Some proponents advocate the establishment of refuges where remnant populations of pure dingoes could be maintained. The best known of these is Fraser Island, where the Great Sandy National Park protects what is regarded as the purest population of dingoes left in Australia. However, the culling of problem dingoes on the popular tourist island has led to fears that the dingo population there is now too small to be genetically viable.

Such concerns have led some conservationists to opt for a different strategy: establishing their own private breeding refuges on the mainland instead. One such is the Australian Dingo Conservation Association’s (ADCA) 92 ha compound at Colong station in the Blue Mountains National Park.

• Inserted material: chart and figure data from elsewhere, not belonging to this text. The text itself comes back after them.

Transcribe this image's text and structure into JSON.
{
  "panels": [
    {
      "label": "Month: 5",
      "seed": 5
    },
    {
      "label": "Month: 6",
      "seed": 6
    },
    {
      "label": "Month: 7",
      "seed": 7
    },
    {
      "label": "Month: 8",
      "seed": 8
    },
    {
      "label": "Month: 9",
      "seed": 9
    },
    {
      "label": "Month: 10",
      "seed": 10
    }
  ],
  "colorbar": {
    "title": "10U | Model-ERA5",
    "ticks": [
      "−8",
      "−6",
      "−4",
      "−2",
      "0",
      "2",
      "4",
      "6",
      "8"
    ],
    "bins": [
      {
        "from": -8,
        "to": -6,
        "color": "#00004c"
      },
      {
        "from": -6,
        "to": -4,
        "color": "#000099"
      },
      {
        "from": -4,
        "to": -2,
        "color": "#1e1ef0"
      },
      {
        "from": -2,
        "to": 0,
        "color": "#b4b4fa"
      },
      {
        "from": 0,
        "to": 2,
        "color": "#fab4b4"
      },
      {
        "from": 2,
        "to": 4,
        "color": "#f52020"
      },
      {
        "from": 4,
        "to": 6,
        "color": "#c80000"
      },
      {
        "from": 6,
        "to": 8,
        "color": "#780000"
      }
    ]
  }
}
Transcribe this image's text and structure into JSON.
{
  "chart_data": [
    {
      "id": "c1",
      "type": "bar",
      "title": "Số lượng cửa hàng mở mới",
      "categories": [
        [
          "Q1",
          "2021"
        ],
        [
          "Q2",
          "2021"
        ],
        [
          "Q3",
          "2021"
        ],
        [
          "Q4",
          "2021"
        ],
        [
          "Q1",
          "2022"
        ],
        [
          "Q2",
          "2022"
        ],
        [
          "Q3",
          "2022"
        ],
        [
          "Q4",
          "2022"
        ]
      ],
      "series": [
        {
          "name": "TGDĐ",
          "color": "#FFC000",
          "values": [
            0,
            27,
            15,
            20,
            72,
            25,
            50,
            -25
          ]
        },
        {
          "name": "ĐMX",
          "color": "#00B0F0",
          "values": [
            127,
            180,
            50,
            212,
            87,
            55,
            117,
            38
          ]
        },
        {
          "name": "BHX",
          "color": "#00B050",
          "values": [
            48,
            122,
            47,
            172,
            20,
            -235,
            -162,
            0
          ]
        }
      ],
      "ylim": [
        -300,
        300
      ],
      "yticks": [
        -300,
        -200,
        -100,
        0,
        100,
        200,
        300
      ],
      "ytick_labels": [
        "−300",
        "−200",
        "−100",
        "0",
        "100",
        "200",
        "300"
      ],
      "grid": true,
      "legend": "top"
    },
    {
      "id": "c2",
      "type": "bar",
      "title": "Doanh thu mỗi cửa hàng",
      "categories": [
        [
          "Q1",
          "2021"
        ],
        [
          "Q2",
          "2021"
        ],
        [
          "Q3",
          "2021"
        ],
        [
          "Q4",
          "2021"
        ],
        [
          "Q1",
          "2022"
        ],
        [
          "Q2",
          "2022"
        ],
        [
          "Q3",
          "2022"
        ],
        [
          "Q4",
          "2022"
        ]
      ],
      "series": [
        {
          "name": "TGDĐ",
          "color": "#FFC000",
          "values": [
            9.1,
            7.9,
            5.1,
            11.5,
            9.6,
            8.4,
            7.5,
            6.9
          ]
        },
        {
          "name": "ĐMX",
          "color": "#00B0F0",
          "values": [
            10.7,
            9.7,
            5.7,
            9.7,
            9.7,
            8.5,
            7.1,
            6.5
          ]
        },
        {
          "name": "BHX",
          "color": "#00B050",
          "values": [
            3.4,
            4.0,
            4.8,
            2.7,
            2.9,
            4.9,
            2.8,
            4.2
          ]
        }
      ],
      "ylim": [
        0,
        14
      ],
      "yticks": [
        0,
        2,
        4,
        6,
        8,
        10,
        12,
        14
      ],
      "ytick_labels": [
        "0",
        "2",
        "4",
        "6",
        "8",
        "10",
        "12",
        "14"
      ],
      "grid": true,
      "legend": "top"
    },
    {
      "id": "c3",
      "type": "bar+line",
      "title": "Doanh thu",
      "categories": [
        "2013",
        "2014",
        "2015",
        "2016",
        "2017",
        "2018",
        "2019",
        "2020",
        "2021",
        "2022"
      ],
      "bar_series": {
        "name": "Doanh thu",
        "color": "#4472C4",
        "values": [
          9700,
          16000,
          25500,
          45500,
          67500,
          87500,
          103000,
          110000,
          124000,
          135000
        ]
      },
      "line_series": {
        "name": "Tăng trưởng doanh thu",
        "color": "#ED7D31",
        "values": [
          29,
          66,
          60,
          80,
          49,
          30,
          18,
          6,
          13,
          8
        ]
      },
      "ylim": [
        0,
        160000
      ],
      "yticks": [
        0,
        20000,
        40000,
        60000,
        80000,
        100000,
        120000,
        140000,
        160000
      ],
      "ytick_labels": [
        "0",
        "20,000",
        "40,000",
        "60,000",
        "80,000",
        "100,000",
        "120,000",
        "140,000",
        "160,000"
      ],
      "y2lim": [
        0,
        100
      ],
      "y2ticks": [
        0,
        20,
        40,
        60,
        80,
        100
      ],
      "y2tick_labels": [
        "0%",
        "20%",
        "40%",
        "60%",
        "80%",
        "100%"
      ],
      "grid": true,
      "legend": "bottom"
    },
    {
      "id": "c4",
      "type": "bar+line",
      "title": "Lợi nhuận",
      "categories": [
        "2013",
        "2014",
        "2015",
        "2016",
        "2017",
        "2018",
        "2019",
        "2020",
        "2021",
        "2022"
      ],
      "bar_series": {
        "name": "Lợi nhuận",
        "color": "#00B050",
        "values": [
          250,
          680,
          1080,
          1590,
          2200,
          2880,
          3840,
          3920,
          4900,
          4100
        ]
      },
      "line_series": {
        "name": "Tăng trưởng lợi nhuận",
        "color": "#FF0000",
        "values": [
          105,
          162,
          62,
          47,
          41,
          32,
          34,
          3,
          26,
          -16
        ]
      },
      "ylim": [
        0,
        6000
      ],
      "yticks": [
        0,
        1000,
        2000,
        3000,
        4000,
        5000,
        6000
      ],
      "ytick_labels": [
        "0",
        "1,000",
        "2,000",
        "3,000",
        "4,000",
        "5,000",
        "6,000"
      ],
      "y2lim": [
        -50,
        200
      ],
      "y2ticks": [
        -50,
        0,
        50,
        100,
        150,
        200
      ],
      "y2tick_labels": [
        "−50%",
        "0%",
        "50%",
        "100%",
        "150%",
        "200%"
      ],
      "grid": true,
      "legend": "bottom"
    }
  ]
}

There the ADCA maintains a breeding population of 31 purebred dingoes. “We try hard to maintain that genetic purity,” says ADCA vice-president Gavan McDowell. “We even separate our breeding packs into sub-types, like mountain, desert and tropical dingoes.” The association’s ultimate aim is to breed a number of pure dingoes that can be released into the wild to recolonise areas cleared of feral dogs.

Silver lining

Other researchers, like Guy, are more optimistic of the dingo’s plight. His research includes several field projects looking at dingo purity around Australia. While Guy acknowledges that hybridisation is a major threat, he says that wherever his group tests dingoes, even in heavily hybridised areas of NSW, they still find good numbers of purebred dingoes.

“People often don’t realise that the environmental factors that lead to large numbers of hybrids also mean large numbers of pure dingoes,” Guy says. “It’s impossible to prove, but I suspect there are actually more purebred dingoes around today than at any other time in history.”

Best of all, says Guy, is the fact that his team has identified several hotspots where pure dingo numbers are consistently high. One is the Tanami Desert, where the dingo population is 90 per cent pure, apparently due to the area’s remoteness. Two others, however, lie on the heavily settled NSW coast: at Myall Lakes National Park and Limeburners Creek Nature Reserve.

Quirks of geography – Limeburners Creek is on a peninsula, and Myall Lakes is connected by green belts to the wilder lands out to Sydney’s west – have apparently allowed both areas to sustain populations of pure dingoes, despite their proximity to settled areas with large populations of domestic dogs.

Guy also believes that with careful management – such as continual DNA tests to identify and euthanise hybridised dogs – the populations at Limeburners Creek and Myall Lakes can maintain their purity for some time to come. “Dingoes have survived two hundred years of interbreeding already,” he says. “I don’t see why, with a little help, they can’t survive for another two hundred.”

Peter McAllister is a science writer and anthropologist from Griffith University.